Observation animalière, extraits d'interviews:
D’où vient votre intérêt pour l’art animalier?
« L’enfance est assurément le moment privilégié de l’observation des animaux. Premières amours et cruautés enfantines, premières frayeurs aussi : dans le lieu champêtre de mes jeunes années, le cagibi du haut était peuplé de chats sauvages naturalisés, le canapé du vestibule était recouvert d’une peau de loup, gueule ouverte ; le crépuscule apportait ses chauve-souris, ses blanches effraies, ses hulottes plaintives ; les vieux arbres, au couchant, se faisaient dragons, licornes, fantômes et autres gnômes ; le sentier d’à côté était lointain voyage au péril de panthères affamées !.. Autant d’animaux que ma main malhabile transcrivait sur des carnets que je garde encore.
J’ai conservé de ces jeunes années un goût insatiable des beautés de la nature.
Encore enfant, j’ai reçu initiation et premières couleurs de ma grand-mère peintre, elle-même issue d’une longue lignée d’artistes.

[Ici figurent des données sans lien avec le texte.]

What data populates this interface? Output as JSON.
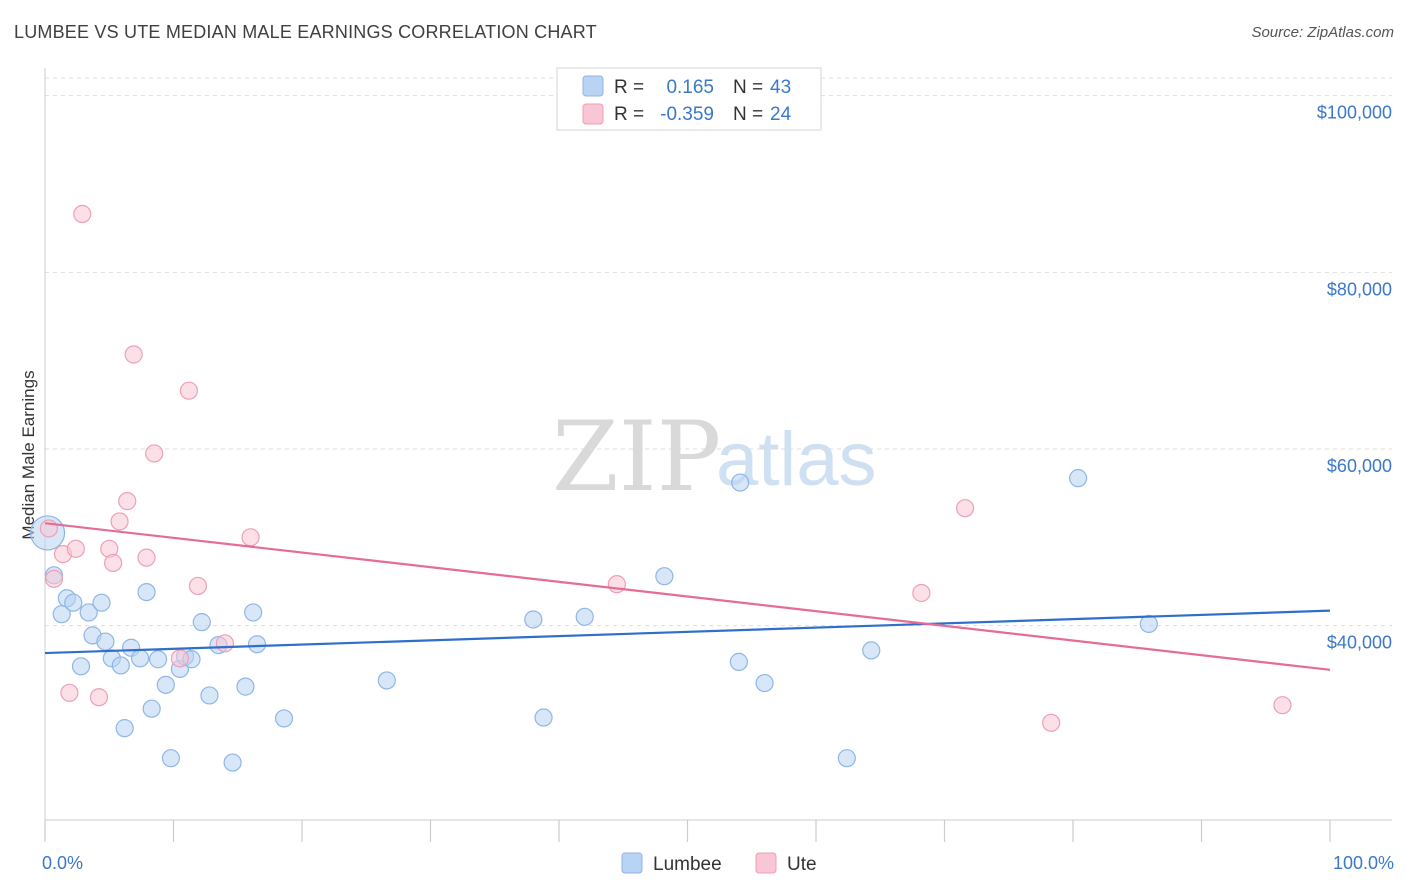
{
  "title": "LUMBEE VS UTE MEDIAN MALE EARNINGS CORRELATION CHART",
  "source": "Source: ZipAtlas.com",
  "watermark": {
    "zip": "ZIP",
    "atlas": "atlas"
  },
  "colors": {
    "lumbee_fill": "#b8d3f3",
    "lumbee_stroke": "#8fb6e6",
    "lumbee_line": "#2f6fcb",
    "ute_fill": "#f8c6d4",
    "ute_stroke": "#ee9fb7",
    "ute_line": "#e46c95",
    "axis_text": "#3a78c9",
    "grid": "#dddddd"
  },
  "legend": {
    "rows": [
      {
        "series": "Lumbee",
        "r_label": "R =",
        "r_value": "0.165",
        "n_label": "N =",
        "n_value": "43"
      },
      {
        "series": "Ute",
        "r_label": "R =",
        "r_value": "-0.359",
        "n_label": "N =",
        "n_value": "24"
      }
    ]
  },
  "bottom_legend": [
    "Lumbee",
    "Ute"
  ],
  "chart_data": {
    "type": "scatter",
    "title": "LUMBEE VS UTE MEDIAN MALE EARNINGS CORRELATION CHART",
    "xlabel": "",
    "ylabel": "Median Male Earnings",
    "xlim": [
      0,
      100
    ],
    "ylim": [
      18000,
      102000
    ],
    "x_tick_labels": [
      "0.0%",
      "100.0%"
    ],
    "y_ticks": [
      40000,
      60000,
      80000,
      100000
    ],
    "y_tick_labels": [
      "$40,000",
      "$60,000",
      "$80,000",
      "$100,000"
    ],
    "series": [
      {
        "name": "Lumbee",
        "r": 0.165,
        "n": 43,
        "trend": {
          "x": [
            0,
            100
          ],
          "y": [
            36900,
            41700
          ]
        },
        "points": [
          {
            "x": 0.2,
            "y": 50500,
            "big": true
          },
          {
            "x": 0.7,
            "y": 45700
          },
          {
            "x": 1.3,
            "y": 41300
          },
          {
            "x": 1.7,
            "y": 43100
          },
          {
            "x": 2.2,
            "y": 42600
          },
          {
            "x": 2.8,
            "y": 35400
          },
          {
            "x": 3.4,
            "y": 41500
          },
          {
            "x": 3.7,
            "y": 38900
          },
          {
            "x": 4.4,
            "y": 42600
          },
          {
            "x": 4.7,
            "y": 38200
          },
          {
            "x": 5.2,
            "y": 36300
          },
          {
            "x": 5.9,
            "y": 35500
          },
          {
            "x": 6.2,
            "y": 28400
          },
          {
            "x": 6.7,
            "y": 37500
          },
          {
            "x": 7.4,
            "y": 36300
          },
          {
            "x": 7.9,
            "y": 43800
          },
          {
            "x": 8.3,
            "y": 30600
          },
          {
            "x": 8.8,
            "y": 36200
          },
          {
            "x": 9.4,
            "y": 33300
          },
          {
            "x": 9.8,
            "y": 25000
          },
          {
            "x": 10.5,
            "y": 35100
          },
          {
            "x": 10.9,
            "y": 36500
          },
          {
            "x": 11.4,
            "y": 36200
          },
          {
            "x": 12.2,
            "y": 40400
          },
          {
            "x": 12.8,
            "y": 32100
          },
          {
            "x": 13.5,
            "y": 37800
          },
          {
            "x": 14.6,
            "y": 24500
          },
          {
            "x": 15.6,
            "y": 33100
          },
          {
            "x": 16.2,
            "y": 41500
          },
          {
            "x": 16.5,
            "y": 37900
          },
          {
            "x": 18.6,
            "y": 29500
          },
          {
            "x": 26.6,
            "y": 33800
          },
          {
            "x": 38.0,
            "y": 40700
          },
          {
            "x": 38.8,
            "y": 29600
          },
          {
            "x": 42.0,
            "y": 41000
          },
          {
            "x": 48.2,
            "y": 45600
          },
          {
            "x": 54.0,
            "y": 35900
          },
          {
            "x": 54.1,
            "y": 56200
          },
          {
            "x": 56.0,
            "y": 33500
          },
          {
            "x": 62.4,
            "y": 25000
          },
          {
            "x": 64.3,
            "y": 37200
          },
          {
            "x": 80.4,
            "y": 56700
          },
          {
            "x": 85.9,
            "y": 40200
          }
        ]
      },
      {
        "name": "Ute",
        "r": -0.359,
        "n": 24,
        "trend": {
          "x": [
            0,
            100
          ],
          "y": [
            51600,
            35000
          ]
        },
        "points": [
          {
            "x": 0.3,
            "y": 51000
          },
          {
            "x": 0.7,
            "y": 45300
          },
          {
            "x": 1.4,
            "y": 48100
          },
          {
            "x": 1.9,
            "y": 32400
          },
          {
            "x": 2.4,
            "y": 48700
          },
          {
            "x": 2.9,
            "y": 86600
          },
          {
            "x": 4.2,
            "y": 31900
          },
          {
            "x": 5.0,
            "y": 48700
          },
          {
            "x": 5.3,
            "y": 47100
          },
          {
            "x": 5.8,
            "y": 51800
          },
          {
            "x": 6.4,
            "y": 54100
          },
          {
            "x": 6.9,
            "y": 70700
          },
          {
            "x": 7.9,
            "y": 47700
          },
          {
            "x": 8.5,
            "y": 59500
          },
          {
            "x": 10.5,
            "y": 36300
          },
          {
            "x": 11.2,
            "y": 66600
          },
          {
            "x": 11.9,
            "y": 44500
          },
          {
            "x": 14.0,
            "y": 38000
          },
          {
            "x": 16.0,
            "y": 50000
          },
          {
            "x": 44.5,
            "y": 44700
          },
          {
            "x": 68.2,
            "y": 43700
          },
          {
            "x": 71.6,
            "y": 53300
          },
          {
            "x": 78.3,
            "y": 29000
          },
          {
            "x": 96.3,
            "y": 31000
          }
        ]
      }
    ]
  }
}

Son grand chevalet qui grince est désormais ma madeleine de Proust.
Puis quand vint l’âge de peindre, je fus définitivement marqué par quelques peintures animalières notoires, le lièvre de Dürer, le bouvreuil d’Oudry, les bœufs de Rosa Bonheur, la pie de Monet…
Dans une époque où la laideur prend tant de place, par ignorance, par snobisme, par paresse ou par économie, l’observation des animaux, de leur beauté et de leur comportement, est un plaisir apaisant sans cesse renouvelé.
Les oiseaux, en particulier, représentent pour moi l’image de l’Eden perdu et le symbole de la sérénité.
Or ma quête est bien celle de la « Beauté » sublimée, signifiante, voire curative ; la Beauté nous élève ! Ma devise originale « Le laid nuit gravement à la santé », traduit bien cette constante obstination.
La réalité ne m’intéresse pas tant pour elle-même que pour la sublimation esthétique personnelle à laquelle elle doit donner lieu ; la femme devient déesse inatteignable, la mésange est lutin bleu, le sanglier indomptable Centaure…
« Un temps chasseur, surtout en approche solitaire, ma caméra a depuis longtemps remplacé mon fusil, définitivement.
En général, le chasseur ne connaît qu’un animal en fuite, l’observateur le voit vivre, parfois intensément ; cette différence est absolument essentielle dans mon choix, ajoutée au plaisir de partager son beau film rare avec un large public (chaîne YouTube « Arnaud MEZ »)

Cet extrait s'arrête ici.